Senate Appropriations Chairman Ed Hooper, R-Trinity, said he and House Budget Chairman Lawrence McClure, R-Dover, have committed to having a budget finalized for Monday votes. “We’re hopeful that occurs,” Hooper said.

The budget, related bills and a tax package were expected to be completed May 2, the scheduled end of the annual legislative session. But the House and Senate could not reach agreement, leading to an extension of the session. The 2025-2026 fiscal year will start July 1.

If the budget is finished Friday, the earliest lawmakers could vote would be Monday because of a required 72-hour “cooling off” period. Hooper and McClure have worked behind the scenes this week to work out differences, with little discussion in public.

“There’s no reason for us to come out here --- and all these people show up --- if we don’t have something to offer,” Hooper said after Thursday evening’s meeting. “We could have come last evening with criminal justice (the criminal justice part of the budget). It’s not worth having all of you coming out at 8 o’clock at night to hear one little (offer).”

Hooper and McClure on Thursday swapped proposals about issues including education, transportation and criminal and civil justice.
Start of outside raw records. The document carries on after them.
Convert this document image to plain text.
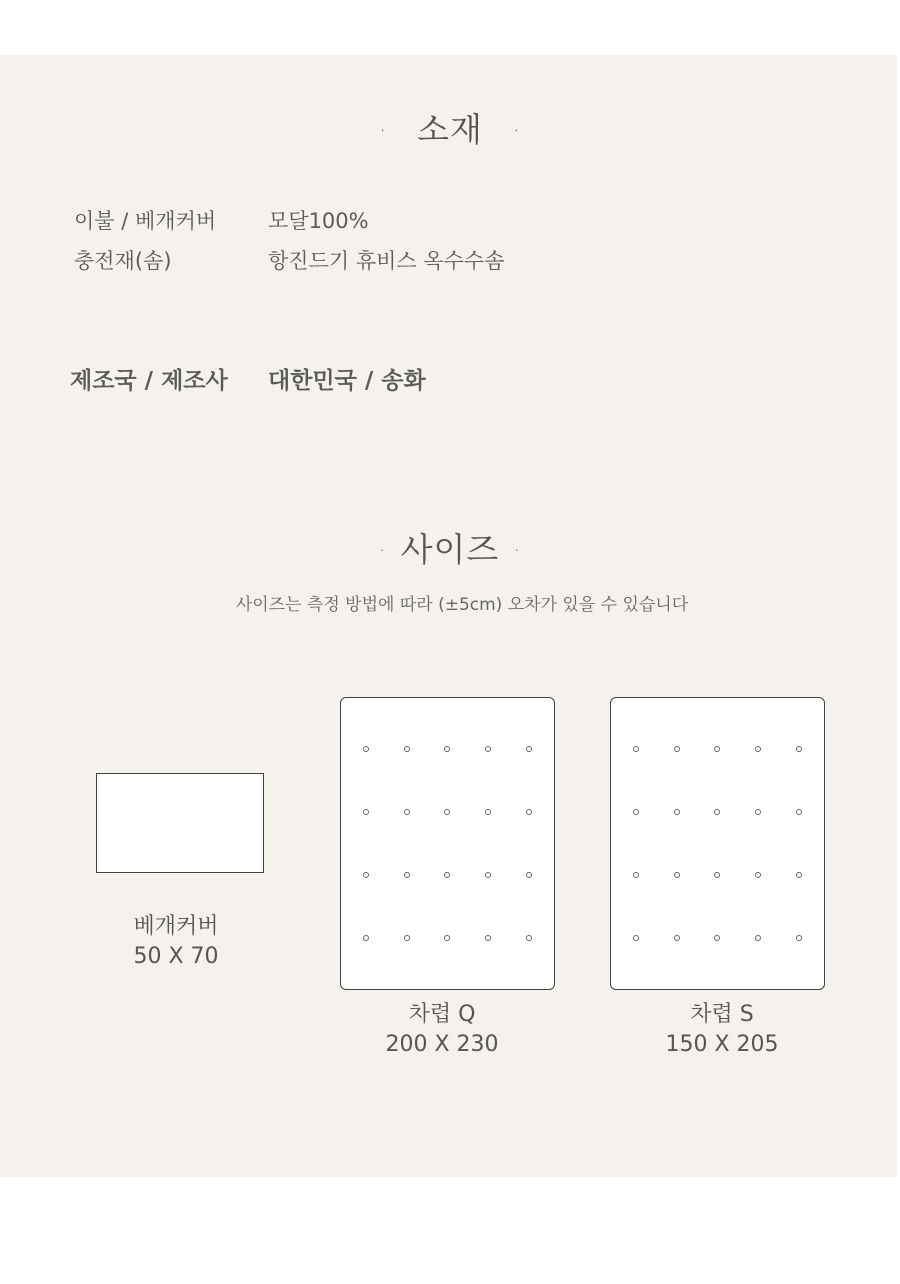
· 소재 ·
이불 / 베개커버 모달100%
충전재(솜)	항진드기 휴비스 옥수수솜
제조국 / 제조사 대한민국 / 송화
· 사이즈 ·
사이즈는 측정 방법에 따라 (±5cm) 오차가 있을 수 있습니다
베개커버
50 X 70
차렵 Q
200 X 230
차렵 S
150 X 205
Among the proposals included providing $351 million to continue the Moving Florida Forward program, which was introduced two years ago to speed work on 20 road projects across the state. The funding is tied to a House proposal calling for $100 million for improvements to a stretch of Kendall Parkway in South Florida.

The House also offered to expand 2 percent raises going to most state employees to include members of the state Supreme Court, whose salaries would be bumped up to $264,136 a year; Public Service Commission members, who would go up to $158,094; and state attorneys and public defenders, who would go up to $223,318.

The governor and state Cabinet members wouldn’t be included in the pay raises. Lawmakers already had approved providing state law-enforcement officers and firefighters with additional raises of 8 percent to 13 percent on top of the 2 percent hikes.